Genshaft approved the bonuses, said USF spokesman Michael Hoad. Three of the recipients, Goodman, Pearce and Visot, report directly to her.

One of the bonus recipients, Miller, said he deserved the additional money as compensation for extra tasks he has been given. He is in charge of a program to help students in danger of dropping out because of financial problems, in addition to other student and community relations programs.

"I've had a tremendous increase in responsibility at the university," said Miller, who plans to run for a seat on the Hillsborough County Commission next year.

Since fall 2007, the state Legislature has cut about $52 million from USF's budget, about 15 percent. In response the university eliminated 450 staff and nontenured faculty jobs, from a total of about 13,250 across the university. Most of those jobs were already unfilled, but about 70 people lost their positions.

Some were shifted to other jobs and some were laid off, said Bill McClelland, president of the union representing about 2,000 staff members, from lawn workers to managers.

"I'm very concerned to hear that these folks have gotten bonuses of such magnitude," he said. Some of the people he represents make so little, they could qualify for food stamps, he said. "The university is telling us that we all have to make sacrifices, and then to hear that others are benefiting is discouraging."

The people who received the bonuses may be taking on extra work, but so are others throughout the university, McClelland said. Every position that was eliminated meant extra work for someone else.

"I'm just perplexed," said Laurence Branch, head of the USF faculty senate. "We are letting people go. I am on three-fourths pay because of insufficient funding. ... The pervasive sense on the campus is that these kinds of bonuses are just for the very select few, and it's not for us mere mortals to even be concerned."

To spokesman Hoad, the more significant issue is that a majority of Genshaft's cabinet got no raises this year. Genshaft's pay remained the same as in 2008, at $395,000, with $225,000 of that coming from tax money. The rest comes from the private USF Foundation.
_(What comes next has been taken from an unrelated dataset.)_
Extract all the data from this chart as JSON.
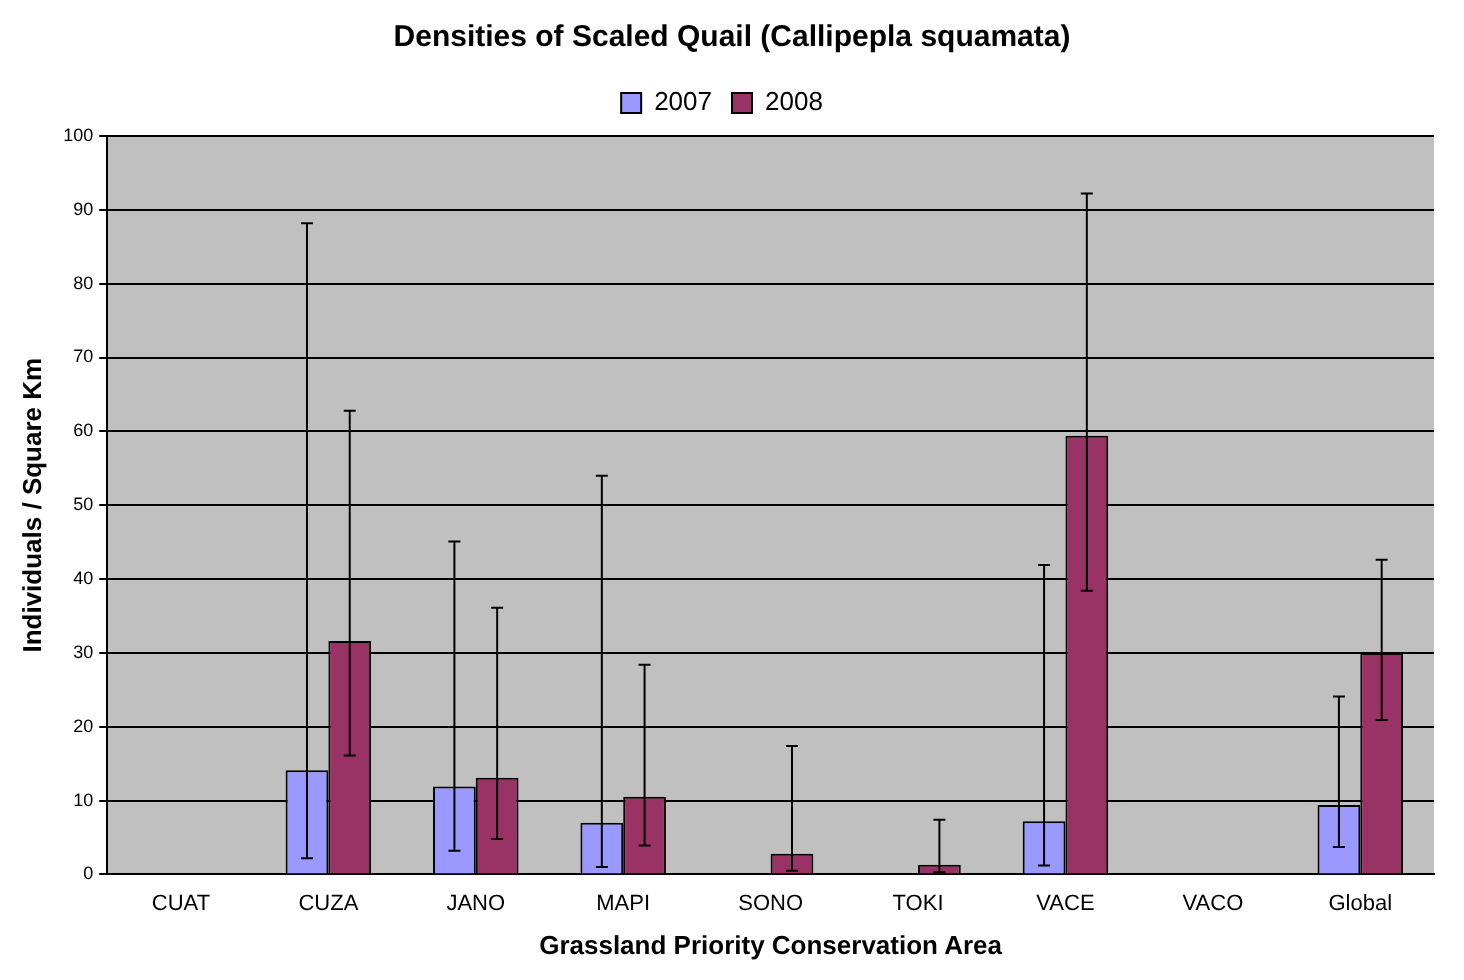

Hoad said that last year, "Genshaft said no salary increases for the Cabinet - she didn't promise to freeze bonuses. Her promise has remained accurate."

One cabinet member, Stephen Klasko, vice president of USF Health and dean of the College of Medicine, received a $56,000 raise. Hoad said that's because Klasko opened two new ambulatory care buildings, including the first surgery center at USF, and became chief executive officer of the Johnnie B. Byrd Sr. Alzheimer's Center & Research Institute. His total compensation, including his physician's pay, is $1.17 million.
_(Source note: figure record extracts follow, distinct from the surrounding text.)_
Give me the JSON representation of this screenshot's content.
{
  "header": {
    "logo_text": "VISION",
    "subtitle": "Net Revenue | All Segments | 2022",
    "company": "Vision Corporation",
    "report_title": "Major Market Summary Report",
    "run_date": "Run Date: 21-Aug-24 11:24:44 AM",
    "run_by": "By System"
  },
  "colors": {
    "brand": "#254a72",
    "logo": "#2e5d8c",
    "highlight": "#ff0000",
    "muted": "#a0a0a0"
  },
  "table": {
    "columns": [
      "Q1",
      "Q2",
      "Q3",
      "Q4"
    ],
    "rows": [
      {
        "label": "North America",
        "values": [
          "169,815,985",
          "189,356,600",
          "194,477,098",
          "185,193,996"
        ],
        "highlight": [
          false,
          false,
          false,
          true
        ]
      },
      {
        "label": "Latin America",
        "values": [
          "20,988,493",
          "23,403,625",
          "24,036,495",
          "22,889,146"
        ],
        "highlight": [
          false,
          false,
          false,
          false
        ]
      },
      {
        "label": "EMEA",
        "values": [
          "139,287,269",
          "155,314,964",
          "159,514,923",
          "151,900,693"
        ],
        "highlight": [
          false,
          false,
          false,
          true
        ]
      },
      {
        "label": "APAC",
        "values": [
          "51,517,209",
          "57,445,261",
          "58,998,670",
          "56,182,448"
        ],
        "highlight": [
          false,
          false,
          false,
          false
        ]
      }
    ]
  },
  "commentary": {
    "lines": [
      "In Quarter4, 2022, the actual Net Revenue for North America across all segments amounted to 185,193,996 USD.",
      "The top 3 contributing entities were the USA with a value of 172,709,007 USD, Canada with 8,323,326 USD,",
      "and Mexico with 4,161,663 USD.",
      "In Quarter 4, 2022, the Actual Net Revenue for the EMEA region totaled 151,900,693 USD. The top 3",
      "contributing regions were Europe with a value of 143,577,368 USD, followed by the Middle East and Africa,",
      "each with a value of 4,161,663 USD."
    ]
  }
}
Goodman, in Lakeland, who is not a cabinet member, received a $28,000 raise in addition to his $20,000 bonus.

In an e-mail, Hoad said "our business requires us to make decisions (including pay decisions) every single day. The hiring freeze that we are in does not mean that we don't continue to do business, it just means that there is an additional process for any exceptions. It means that things are looked at carefully but not that we don't pay people money."